Carthay Square, Los Angeles
Carthay Square, Los Angeles, California, is home to one of the oldest, most historic theaters in the country, the Hollywood Pantages. Since 1926, the Hollywood Pantages has presented everything from vaudeville and motion pictures to Broadway shows and concerts. Today, the Pantages is a leading performing arts venue, offering year-round entertainment and attracting tens of thousands of visitors each year.

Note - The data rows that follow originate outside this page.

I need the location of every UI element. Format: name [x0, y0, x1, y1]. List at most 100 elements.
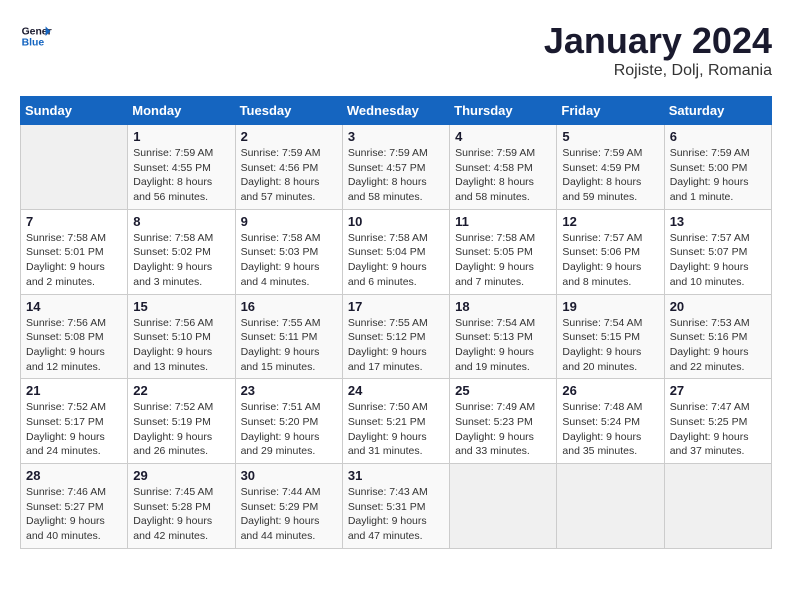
- calendar-cell: 25 Sunrise: 7:49 AM Sunset: 5:23 PM Dayli…: [450, 379, 557, 464]
- calendar-cell: 10 Sunrise: 7:58 AM Sunset: 5:04 PM Dayli…: [342, 209, 449, 294]
- calendar-week-5: 28 Sunrise: 7:46 AM Sunset: 5:27 PM Dayli…: [21, 464, 772, 549]
- header-cell-saturday: Saturday: [664, 97, 771, 125]
- day-info: Sunrise: 7:59 AM Sunset: 4:56 PM Dayligh…: [241, 146, 337, 205]
- day-info: Sunrise: 7:50 AM Sunset: 5:21 PM Dayligh…: [348, 400, 444, 459]
- calendar-subtitle: Rojiste, Dolj, Romania: [544, 62, 772, 80]
- day-number: 13: [670, 214, 766, 229]
- calendar-cell: 28 Sunrise: 7:46 AM Sunset: 5:27 PM Dayli…: [21, 464, 128, 549]
- day-number: 5: [562, 129, 658, 144]
- day-number: 23: [241, 383, 337, 398]
- calendar-cell: [664, 464, 771, 549]
- calendar-table: SundayMondayTuesdayWednesdayThursdayFrid…: [20, 96, 772, 549]
- day-number: 26: [562, 383, 658, 398]
- header-cell-tuesday: Tuesday: [235, 97, 342, 125]
- day-info: Sunrise: 7:57 AM Sunset: 5:07 PM Dayligh…: [670, 231, 766, 290]
- calendar-body: 1Sunrise: 7:59 AM Sunset: 4:55 PM Daylig…: [21, 125, 772, 549]
- day-info: Sunrise: 7:49 AM Sunset: 5:23 PM Dayligh…: [455, 400, 551, 459]
- calendar-cell: 9 Sunrise: 7:58 AM Sunset: 5:03 PM Daylig…: [235, 209, 342, 294]
- header-row: SundayMondayTuesdayWednesdayThursdayFrid…: [21, 97, 772, 125]
- calendar-cell: 26 Sunrise: 7:48 AM Sunset: 5:24 PM Dayli…: [557, 379, 664, 464]
- calendar-cell: 16 Sunrise: 7:55 AM Sunset: 5:11 PM Dayli…: [235, 294, 342, 379]
- day-number: 1: [133, 129, 229, 144]
- calendar-cell: 29 Sunrise: 7:45 AM Sunset: 5:28 PM Dayli…: [128, 464, 235, 549]
- calendar-cell: 30Sunrise: 7:44 AM Sunset: 5:29 PM Dayli…: [235, 464, 342, 549]
- svg-text:Blue: Blue: [22, 38, 45, 49]
- calendar-cell: 7Sunrise: 7:58 AM Sunset: 5:01 PM Daylig…: [21, 209, 128, 294]
- day-info: Sunrise: 7:58 AM Sunset: 5:02 PM Dayligh…: [133, 231, 229, 290]
- day-info: Sunrise: 7:54 AM Sunset: 5:13 PM Dayligh…: [455, 316, 551, 375]
- day-number: 29: [133, 468, 229, 483]
- day-number: 31: [348, 468, 444, 483]
- day-number: 10: [348, 214, 444, 229]
- day-info: Sunrise: 7:53 AM Sunset: 5:16 PM Dayligh…: [670, 316, 766, 375]
- logo-icon: General Blue: [20, 20, 52, 52]
- day-number: 30: [241, 468, 337, 483]
- day-info: Sunrise: 7:51 AM Sunset: 5:20 PM Dayligh…: [241, 400, 337, 459]
- calendar-cell: 31Sunrise: 7:43 AM Sunset: 5:31 PM Dayli…: [342, 464, 449, 549]
- calendar-cell: 11 Sunrise: 7:58 AM Sunset: 5:05 PM Dayli…: [450, 209, 557, 294]
- day-number: 18: [455, 299, 551, 314]
- day-number: 15: [133, 299, 229, 314]
- day-info: Sunrise: 7:47 AM Sunset: 5:25 PM Dayligh…: [670, 400, 766, 459]
- calendar-cell: 14 Sunrise: 7:56 AM Sunset: 5:08 PM Dayli…: [21, 294, 128, 379]
- header-cell-wednesday: Wednesday: [342, 97, 449, 125]
- calendar-cell: 17 Sunrise: 7:55 AM Sunset: 5:12 PM Dayli…: [342, 294, 449, 379]
- day-number: 2: [241, 129, 337, 144]
- calendar-cell: 5 Sunrise: 7:59 AM Sunset: 4:59 PM Daylig…: [557, 125, 664, 210]
- day-info: Sunrise: 7:56 AM Sunset: 5:08 PM Dayligh…: [26, 316, 122, 375]
- calendar-cell: 4 Sunrise: 7:59 AM Sunset: 4:58 PM Daylig…: [450, 125, 557, 210]
- day-number: 4: [455, 129, 551, 144]
- day-info: Sunrise: 7:54 AM Sunset: 5:15 PM Dayligh…: [562, 316, 658, 375]
- calendar-cell: 23 Sunrise: 7:51 AM Sunset: 5:20 PM Dayli…: [235, 379, 342, 464]
- calendar-cell: [450, 464, 557, 549]
- calendar-cell: 21Sunrise: 7:52 AM Sunset: 5:17 PM Dayli…: [21, 379, 128, 464]
- day-info: Sunrise: 7:59 AM Sunset: 5:00 PM Dayligh…: [670, 146, 766, 205]
- calendar-cell: 6 Sunrise: 7:59 AM Sunset: 5:00 PM Daylig…: [664, 125, 771, 210]
- calendar-cell: 19Sunrise: 7:54 AM Sunset: 5:15 PM Dayli…: [557, 294, 664, 379]
- calendar-title: January 2024: [544, 20, 772, 62]
- calendar-cell: 8Sunrise: 7:58 AM Sunset: 5:02 PM Daylig…: [128, 209, 235, 294]
- calendar-cell: 18 Sunrise: 7:54 AM Sunset: 5:13 PM Dayli…: [450, 294, 557, 379]
- header-cell-friday: Friday: [557, 97, 664, 125]
- day-info: Sunrise: 7:58 AM Sunset: 5:05 PM Dayligh…: [455, 231, 551, 290]
- calendar-week-2: 7Sunrise: 7:58 AM Sunset: 5:01 PM Daylig…: [21, 209, 772, 294]
- day-info: Sunrise: 7:52 AM Sunset: 5:17 PM Dayligh…: [26, 400, 122, 459]
- day-info: Sunrise: 7:59 AM Sunset: 4:59 PM Dayligh…: [562, 146, 658, 205]
- calendar-week-4: 21Sunrise: 7:52 AM Sunset: 5:17 PM Dayli…: [21, 379, 772, 464]
- calendar-week-1: 1Sunrise: 7:59 AM Sunset: 4:55 PM Daylig…: [21, 125, 772, 210]
- day-info: Sunrise: 7:46 AM Sunset: 5:27 PM Dayligh…: [26, 485, 122, 544]
- calendar-cell: 3Sunrise: 7:59 AM Sunset: 4:57 PM Daylig…: [342, 125, 449, 210]
- day-number: 22: [133, 383, 229, 398]
- calendar-cell: 24Sunrise: 7:50 AM Sunset: 5:21 PM Dayli…: [342, 379, 449, 464]
- day-info: Sunrise: 7:55 AM Sunset: 5:12 PM Dayligh…: [348, 316, 444, 375]
- calendar-cell: 12Sunrise: 7:57 AM Sunset: 5:06 PM Dayli…: [557, 209, 664, 294]
- calendar-cell: 20Sunrise: 7:53 AM Sunset: 5:16 PM Dayli…: [664, 294, 771, 379]
- day-number: 28: [26, 468, 122, 483]
- calendar-cell: [21, 125, 128, 210]
- day-number: 27: [670, 383, 766, 398]
- day-number: 14: [26, 299, 122, 314]
- day-info: Sunrise: 7:58 AM Sunset: 5:03 PM Dayligh…: [241, 231, 337, 290]
- day-number: 17: [348, 299, 444, 314]
- day-number: 11: [455, 214, 551, 229]
- day-info: Sunrise: 7:56 AM Sunset: 5:10 PM Dayligh…: [133, 316, 229, 375]
- day-number: 16: [241, 299, 337, 314]
- day-number: 3: [348, 129, 444, 144]
- page-header: General Blue General Blue January 2024 R…: [20, 20, 772, 80]
- day-info: Sunrise: 7:48 AM Sunset: 5:24 PM Dayligh…: [562, 400, 658, 459]
- day-info: Sunrise: 7:45 AM Sunset: 5:28 PM Dayligh…: [133, 485, 229, 544]
- title-block: January 2024 Rojiste, Dolj, Romania: [544, 20, 772, 80]
- day-info: Sunrise: 7:57 AM Sunset: 5:06 PM Dayligh…: [562, 231, 658, 290]
- header-cell-thursday: Thursday: [450, 97, 557, 125]
- day-number: 6: [670, 129, 766, 144]
- calendar-cell: 13 Sunrise: 7:57 AM Sunset: 5:07 PM Dayli…: [664, 209, 771, 294]
- day-info: Sunrise: 7:59 AM Sunset: 4:58 PM Dayligh…: [455, 146, 551, 205]
- header-cell-monday: Monday: [128, 97, 235, 125]
- calendar-header: SundayMondayTuesdayWednesdayThursdayFrid…: [21, 97, 772, 125]
- calendar-cell: 2 Sunrise: 7:59 AM Sunset: 4:56 PM Daylig…: [235, 125, 342, 210]
- day-info: Sunrise: 7:55 AM Sunset: 5:11 PM Dayligh…: [241, 316, 337, 375]
- day-number: 25: [455, 383, 551, 398]
- day-number: 9: [241, 214, 337, 229]
- day-info: Sunrise: 7:58 AM Sunset: 5:04 PM Dayligh…: [348, 231, 444, 290]
- calendar-cell: 22Sunrise: 7:52 AM Sunset: 5:19 PM Dayli…: [128, 379, 235, 464]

It is located in downtown Los Angeles and opened as a luxury theater and dining room on Dec. 26, 1922. The theater was built through the vision of theatre impresario Sid Grauman, who envisioned a theater that would attract an audience of “refined tastes” and was “as good as any in Europe.” Grauman wanted the theater to be home to the finest shows on Broadway, and many shows premiered at Carthay Circle. The theater hosted the first performances by many Broadway legends, including Mary Martin and Ethel Merman. It saw the premiere of many musical comedies and was known as “the crown jewel of the Broadway circuit.”
Carthay Square is a shopping mall located in the middle of Los Angeles. It is a two-story shopping mall, with shops on both floors. The mall has a red brick facade. It is at the corner of shopping streets, where the Hills meets the West Side. The location of the shopping mall is at the intersection of Wilshire Blvd and San Vicente Blvd. The shopping center is adjacent to the Beverly Hills City Hall, the Beverly Hills Police Department Headquarters, and the Los Angeles County Museum of Art.

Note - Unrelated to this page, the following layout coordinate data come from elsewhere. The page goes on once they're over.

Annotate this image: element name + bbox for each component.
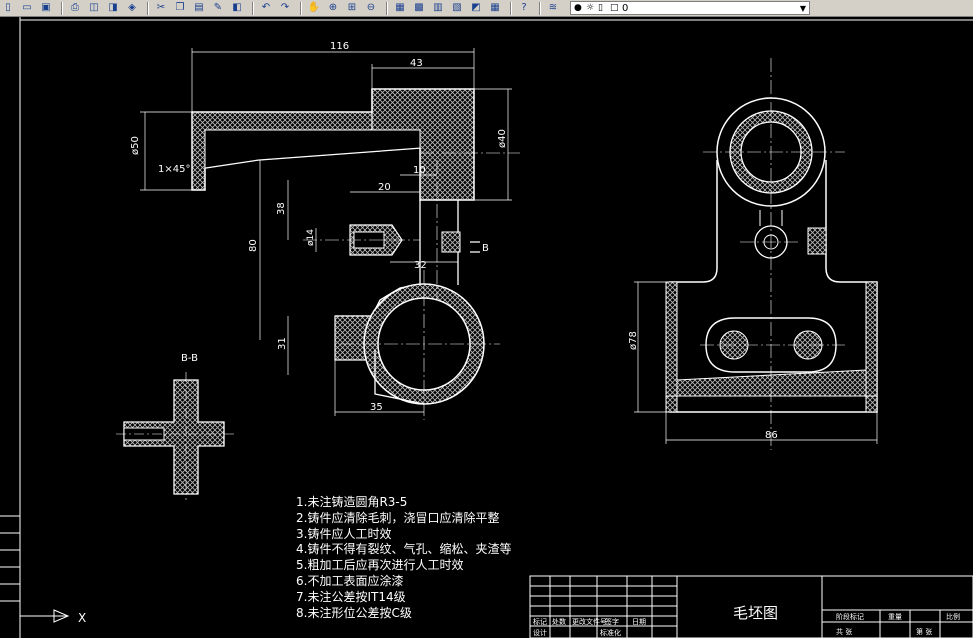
block-editor-icon[interactable]: ◧ [229, 1, 245, 15]
zoom-previous-icon[interactable]: ⊖ [363, 1, 379, 15]
tb-label-mark: 标记 [533, 617, 547, 626]
standard-toolbar: ▯ ▭ ▣ ⎙ ◫ ◨ ◈ ✂ ❐ ▤ ✎ ◧ ↶ ↷ ✋ ⊕ ⊞ ⊖ ▦ ▩ ▥ ▧ ◩ ▦? ≋ ● ☼ ▯ □ 0 ▼ [0, 0, 973, 17]
layer-dropdown[interactable]: ● ☼ ▯ □ 0 ▼ [570, 1, 810, 15]
tb-label-standard: 标准化 [600, 628, 621, 637]
print-icon[interactable]: ⎙ [67, 1, 83, 15]
dim-86: 86 [765, 430, 778, 441]
dim-40-dia: ø40 [497, 129, 508, 148]
copy-icon[interactable]: ❐ [172, 1, 188, 15]
dim-80: 80 [248, 239, 259, 252]
paste-icon[interactable]: ▤ [191, 1, 207, 15]
title-block-title: 毛坯图 [733, 604, 778, 622]
note-8: 8.未注形位公差按C级 [296, 605, 412, 620]
drawing-canvas[interactable]: 116 43 ø50 ø40 1×45° 10 20 38 80 ø14 32 … [0, 17, 973, 638]
help-icon[interactable]: ? [516, 1, 532, 15]
quickcalc-icon[interactable]: ▦ [487, 1, 503, 15]
tb-label-count: 处数 [552, 617, 566, 626]
note-6: 6.不加工表面应涂漆 [296, 573, 403, 588]
bulb-icon: ● [574, 2, 582, 13]
pan-icon[interactable]: ✋ [306, 1, 322, 15]
match-properties-icon[interactable]: ✎ [210, 1, 226, 15]
note-5: 5.粗加工后应再次进行人工时效 [296, 557, 463, 572]
dim-10: 10 [413, 165, 426, 176]
tb-label-change: 更改文件号 [572, 617, 607, 626]
dim-38: 38 [276, 202, 287, 215]
dim-50-dia: ø50 [130, 136, 141, 155]
ucs-x-label: X [78, 611, 86, 625]
dim-31: 31 [277, 337, 288, 350]
dim-32: 32 [414, 260, 427, 271]
layer-manager-icon[interactable]: ≋ [545, 1, 561, 15]
note-1: 1.未注铸造圆角R3-5 [296, 494, 407, 509]
zoom-realtime-icon[interactable]: ⊕ [325, 1, 341, 15]
dim-43: 43 [410, 58, 423, 69]
toolbar-separator [147, 1, 149, 15]
plot-preview-icon[interactable]: ◫ [86, 1, 102, 15]
save-icon[interactable]: ▣ [38, 1, 54, 15]
tool-palettes-icon[interactable]: ▥ [430, 1, 446, 15]
layer-value: 0 [622, 2, 629, 14]
markup-icon[interactable]: ◩ [468, 1, 484, 15]
dim-14-dia: ø14 [306, 229, 316, 246]
sun-icon: ☼ [586, 2, 595, 13]
new-icon[interactable]: ▯ [0, 1, 16, 15]
cut-icon[interactable]: ✂ [153, 1, 169, 15]
zoom-window-icon[interactable]: ⊞ [344, 1, 360, 15]
color-swatch-icon: □ [610, 2, 619, 13]
note-7: 7.未注公差按IT14级 [296, 589, 406, 604]
b-mark: B [482, 243, 489, 254]
undo-icon[interactable]: ↶ [258, 1, 274, 15]
tb-label-weight: 重量 [888, 613, 902, 621]
dim-35: 35 [370, 402, 383, 413]
tb-label-scale: 比例 [946, 612, 960, 621]
properties-icon[interactable]: ▦ [392, 1, 408, 15]
chevron-down-icon[interactable]: ▼ [800, 4, 806, 13]
open-icon[interactable]: ▭ [19, 1, 35, 15]
dim-78-dia: ø78 [628, 331, 639, 350]
dim-20: 20 [378, 182, 391, 193]
design-center-icon[interactable]: ▩ [411, 1, 427, 15]
tb-label-date: 日期 [632, 618, 646, 626]
note-4: 4.铸件不得有裂纹、气孔、缩松、夹渣等 [296, 541, 511, 556]
lock-icon: ▯ [598, 2, 603, 13]
dim-chamfer: 1×45° [158, 164, 190, 175]
tb-label-design: 设计 [533, 628, 547, 637]
toolbar-separator [386, 1, 388, 15]
dim-116: 116 [330, 41, 349, 52]
note-2: 2.铸件应清除毛刺，浇冒口应清除平整 [296, 510, 499, 525]
toolbar-separator [300, 1, 302, 15]
tb-label-stage: 阶段标记 [836, 612, 864, 621]
toolbar-separator [539, 1, 541, 15]
redo-icon[interactable]: ↷ [277, 1, 293, 15]
toolbar-separator [61, 1, 63, 15]
3d-dwf-icon[interactable]: ◈ [124, 1, 140, 15]
publish-icon[interactable]: ◨ [105, 1, 121, 15]
tb-label-sign: 签字 [605, 617, 619, 626]
toolbar-separator [510, 1, 512, 15]
tb-sheet-number: 第 张 [916, 627, 932, 636]
sheet-set-icon[interactable]: ▧ [449, 1, 465, 15]
toolbar-separator [252, 1, 254, 15]
tb-sheet-total: 共 张 [836, 627, 852, 636]
note-3: 3.铸件应人工时效 [296, 526, 391, 541]
section-label: B-B [181, 353, 198, 364]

The Carthay Circle Theatre was originally built and owned by Howard Hughes in 1927, who purchased the land and deed to the theater in 1923, while it was still under construction. Hughes hired noted theatre architect B. Marcus Priteca to design the theater to resemble the Grauman’s Chinese Theatre in Hollywood and named it the “Carthay Circle”, in honor of the famous mansion in San Marino that once belonged to 19th-century entrepreneur and business tycoon, Henry R. Pancoast, which was named the “Carthay Villa”. The first film screened at the Carthay Circle Theatre was the silent movie Ben-Hur, on November 18, 1926. The first movie with sound played at the theater was the musical comedy The Jazz Singer.
The history of the area of Carthay Square, Los Angeles includes the ancient shoreline, the Tongva village of Siwu, the Rancho Las Cienegas, the Los Angeles Country Club, the streets of Carthay, the Carthay Center and its shopping mall, the Carthay Circle Theater, and the Carthay Vista condominiums. Carthay Circle, located on the south side of Wilshire Blvd. just west of Fairfax Ave., is an approximately seven-block-long semi-circular area surrounding the intersection of Wilshire Blvd. and San Vicente Blvd. The name of the street was taken from the famous Carthage, the ancient Phoenician city-state, located in modern Tunisia.

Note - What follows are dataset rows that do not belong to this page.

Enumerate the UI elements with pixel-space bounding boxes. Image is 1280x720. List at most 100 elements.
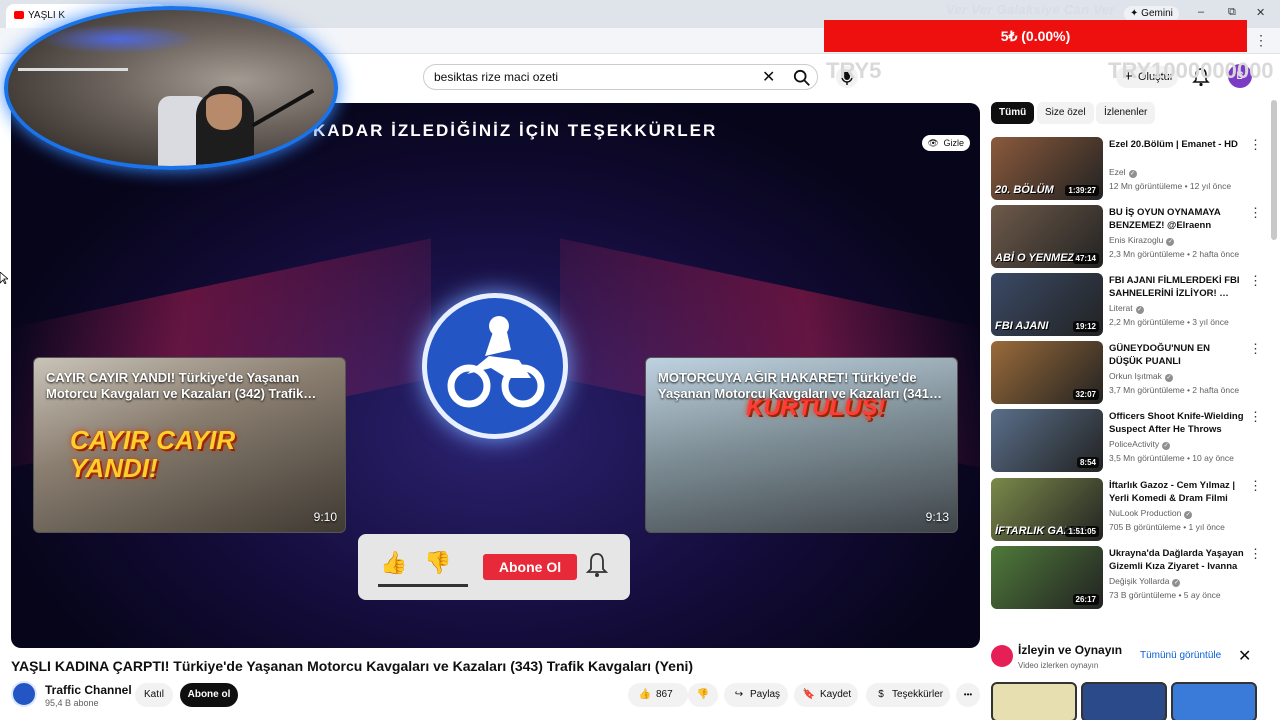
- chip-watched[interactable]: İzlenenler: [1096, 102, 1156, 124]
- thumbs-up-icon: 👍: [638, 689, 652, 700]
- endscreen-video-card[interactable]: CAYIR CAYIR YANDI! CAYIR CAYIR YANDI! Tü…: [33, 357, 346, 533]
- recommendation-channel[interactable]: Ezel ✓: [1109, 167, 1137, 178]
- mouse-cursor-icon: [0, 272, 8, 284]
- channel-label: NuLook Production: [1109, 508, 1182, 518]
- recommendation-channel[interactable]: Literat ✓: [1109, 303, 1144, 314]
- video-thumbnail[interactable]: 26:17: [991, 546, 1103, 609]
- recommendation-title[interactable]: Ukrayna'da Dağlarda Yaşayan Gizemli Kıza…: [1109, 547, 1245, 573]
- join-button[interactable]: Katıl: [135, 683, 173, 707]
- close-window-icon[interactable]: ✕: [1256, 6, 1265, 19]
- video-thumbnail[interactable]: FBI AJANI 19:12: [991, 273, 1103, 336]
- video-duration: 8:54: [1076, 457, 1099, 468]
- channel-avatar[interactable]: [11, 681, 37, 707]
- like-icon: 👍: [380, 550, 408, 575]
- thanks-dollar-icon: $: [878, 689, 884, 700]
- dislike-button[interactable]: 👎: [688, 683, 718, 707]
- channel-label: Enis Kirazoglu: [1109, 235, 1164, 245]
- sidebar-scrollbar[interactable]: [1271, 100, 1277, 240]
- clear-search-icon[interactable]: ✕: [762, 67, 775, 87]
- verified-icon: ✓: [1184, 511, 1193, 519]
- share-button[interactable]: ↪ Paylaş: [724, 683, 788, 707]
- video-duration: 26:17: [1072, 594, 1099, 605]
- game-thumbnail[interactable]: [991, 682, 1077, 720]
- save-button[interactable]: 🔖 Kaydet: [794, 683, 858, 707]
- gemini-label: Gemini: [1141, 8, 1173, 19]
- recommendation-item[interactable]: 26:17 Ukrayna'da Dağlarda Yaşayan Gizemli…: [991, 546, 1266, 610]
- game-thumbnail[interactable]: [1081, 682, 1167, 720]
- tab-title: YAŞLI K: [28, 10, 66, 21]
- recommendation-title[interactable]: Officers Shoot Knife-Wielding Suspect Af…: [1109, 410, 1245, 436]
- recommendation-channel[interactable]: PoliceActivity ✓: [1109, 439, 1171, 450]
- more-options-icon[interactable]: ⋮: [1249, 273, 1262, 289]
- more-options-icon[interactable]: ⋮: [1249, 478, 1262, 494]
- view-all-link[interactable]: Tümünü görüntüle: [1140, 650, 1221, 661]
- recommendation-title[interactable]: GÜNEYDOĞU'NUN EN DÜŞÜK PUANLI RESTORANTL…: [1109, 342, 1245, 368]
- verified-icon: ✓: [1162, 442, 1171, 450]
- recommendation-item[interactable]: 8:54 Officers Shoot Knife-Wielding Suspec…: [991, 409, 1266, 473]
- recommendation-item[interactable]: FBI AJANI 19:12 FBI AJANI FİLMLERDEKİ FBI …: [991, 273, 1266, 337]
- video-thumbnail[interactable]: 20. BÖLÜM 1:39:27: [991, 137, 1103, 200]
- hide-endscreen-button[interactable]: 👁 Gizle: [921, 135, 970, 151]
- channel-logo-motorcycle: [422, 293, 568, 439]
- video-title: YAŞLI KADINA ÇARPTI! Türkiye'de Yaşanan …: [11, 658, 694, 674]
- thumbnail-text: 20. BÖLÜM: [995, 184, 1054, 196]
- webcam-streamer-head: [206, 86, 242, 130]
- recommendation-title[interactable]: İftarlık Gazoz - Cem Yılmaz | Yerli Kome…: [1109, 479, 1245, 505]
- recommendation-channel[interactable]: Değişik Yollarda ✓: [1109, 576, 1181, 587]
- recommendation-channel[interactable]: NuLook Production ✓: [1109, 508, 1193, 519]
- recommendation-meta: 12 Mn görüntüleme • 12 yıl önce: [1109, 181, 1232, 191]
- recommendation-channel[interactable]: Enis Kirazoglu ✓: [1109, 235, 1175, 246]
- minimize-icon[interactable]: –: [1198, 6, 1204, 18]
- search-box[interactable]: ✕: [423, 64, 818, 90]
- recommendation-title[interactable]: FBI AJANI FİLMLERDEKİ FBI SAHNELERİNİ İZ…: [1109, 274, 1245, 300]
- recommendation-meta: 3,7 Mn görüntüleme • 2 hafta önce: [1109, 385, 1240, 395]
- bell-icon: [585, 553, 609, 577]
- verified-icon: ✓: [1166, 238, 1175, 246]
- video-thumbnail[interactable]: 8:54: [991, 409, 1103, 472]
- like-button[interactable]: 👍 867: [628, 683, 688, 707]
- video-thumbnail[interactable]: İFTARLIK GAZOZ 1:51:05: [991, 478, 1103, 541]
- video-player[interactable]: KADAR İZLEDİĞİNİZ İÇİN TEŞEKKÜRLER 👁 Giz…: [11, 103, 980, 648]
- recommendation-item[interactable]: 20. BÖLÜM 1:39:27 Ezel 20.Bölüm | Emanet -…: [991, 137, 1266, 201]
- chip-for-you[interactable]: Size özel: [1037, 102, 1094, 124]
- webcam-mic-arm: [251, 88, 315, 128]
- channel-name[interactable]: Traffic Channel: [45, 683, 132, 697]
- video-thumbnail[interactable]: ABİ O YENMEZ! 47:14: [991, 205, 1103, 268]
- recommendation-meta: 73 B görüntüleme • 5 ay önce: [1109, 590, 1221, 600]
- endscreen-thanks-text: KADAR İZLEDİĞİNİZ İÇİN TEŞEKKÜRLER: [313, 121, 718, 140]
- stream-overlay-title: Ver Ver Galaksiye Can Ver: [946, 2, 1115, 17]
- search-icon[interactable]: [792, 69, 812, 87]
- more-options-icon[interactable]: ⋮: [1249, 341, 1262, 357]
- more-options-icon[interactable]: ⋮: [1249, 137, 1262, 153]
- close-icon[interactable]: ✕: [1238, 646, 1251, 666]
- hide-label: Gizle: [943, 138, 964, 148]
- video-thumbnail[interactable]: 32:07: [991, 341, 1103, 404]
- channel-label: Orkun Işıtmak: [1109, 371, 1162, 381]
- endscreen-video-card[interactable]: KURTULUŞ! MOTORCUYA AĞIR HAKARET! Türkiy…: [645, 357, 958, 533]
- recommendation-title[interactable]: BU İŞ OYUN OYNAMAYA BENZEMEZ! @Elraenn Y…: [1109, 206, 1245, 232]
- streamer-webcam: [4, 6, 338, 170]
- motorcycle-icon: [447, 316, 545, 408]
- card-duration: 9:10: [313, 510, 337, 524]
- recommendation-channel[interactable]: Orkun Işıtmak ✓: [1109, 371, 1173, 382]
- recommendation-title[interactable]: Ezel 20.Bölüm | Emanet - HD: [1109, 138, 1245, 151]
- game-thumbnail[interactable]: [1171, 682, 1257, 720]
- search-input[interactable]: [434, 70, 754, 84]
- dislike-icon: 👎: [424, 550, 452, 575]
- chip-all[interactable]: Tümü: [991, 102, 1035, 124]
- eye-off-icon: 👁: [927, 138, 939, 148]
- webcam-shelf: [18, 68, 128, 71]
- recommendation-meta: 705 B görüntüleme • 1 yıl önce: [1109, 522, 1225, 532]
- verified-icon: ✓: [1135, 306, 1144, 314]
- thanks-button[interactable]: $ Teşekkürler: [866, 683, 950, 707]
- maximize-icon[interactable]: ⧉: [1228, 6, 1236, 19]
- more-options-icon[interactable]: ⋮: [1249, 546, 1262, 562]
- recommendation-item[interactable]: ABİ O YENMEZ! 47:14 BU İŞ OYUN OYNAMAYA BE…: [991, 205, 1266, 269]
- subscribe-button[interactable]: Abone ol: [180, 683, 238, 707]
- recommendation-item[interactable]: 32:07 GÜNEYDOĞU'NUN EN DÜŞÜK PUANLI RESTO…: [991, 341, 1266, 405]
- more-options-icon[interactable]: ⋮: [1249, 409, 1262, 425]
- recommendation-item[interactable]: İFTARLIK GAZOZ 1:51:05 İftarlık Gazoz - Ce…: [991, 478, 1266, 542]
- more-actions-button[interactable]: •••: [956, 683, 980, 707]
- browser-menu-icon[interactable]: ⋮: [1254, 32, 1268, 49]
- more-options-icon[interactable]: ⋮: [1249, 205, 1262, 221]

The Walt Disney Concert Hall of Carthay Square is a concert hall in Los Angeles, California, which opened on October 23, 2003, and is the home of the Los Angeles Philharmonic. It is located across the street from L.A. Live. The hall seats 2,265 people and is the third hall to bear the Disney name. The hall was conceived as part of a revitalization plan for the neighborhood and funded by the Walt Disney Company. It was built below street level to reduce the visible profile.
Carthay Circle is a planned community in the city of Los Angeles, California. It was built by Del Webb Construction in the early-to-mid 1950s. The circle is in the middle of the community and represents the “car of tomorrow” – the circular road around the circle is the conceptual car’s wheel. Carthay Circle is one of the few remaining mid-century modern planned communities in the United States. It is in the North Carthay neighborhood, within the Central Los Angeles region.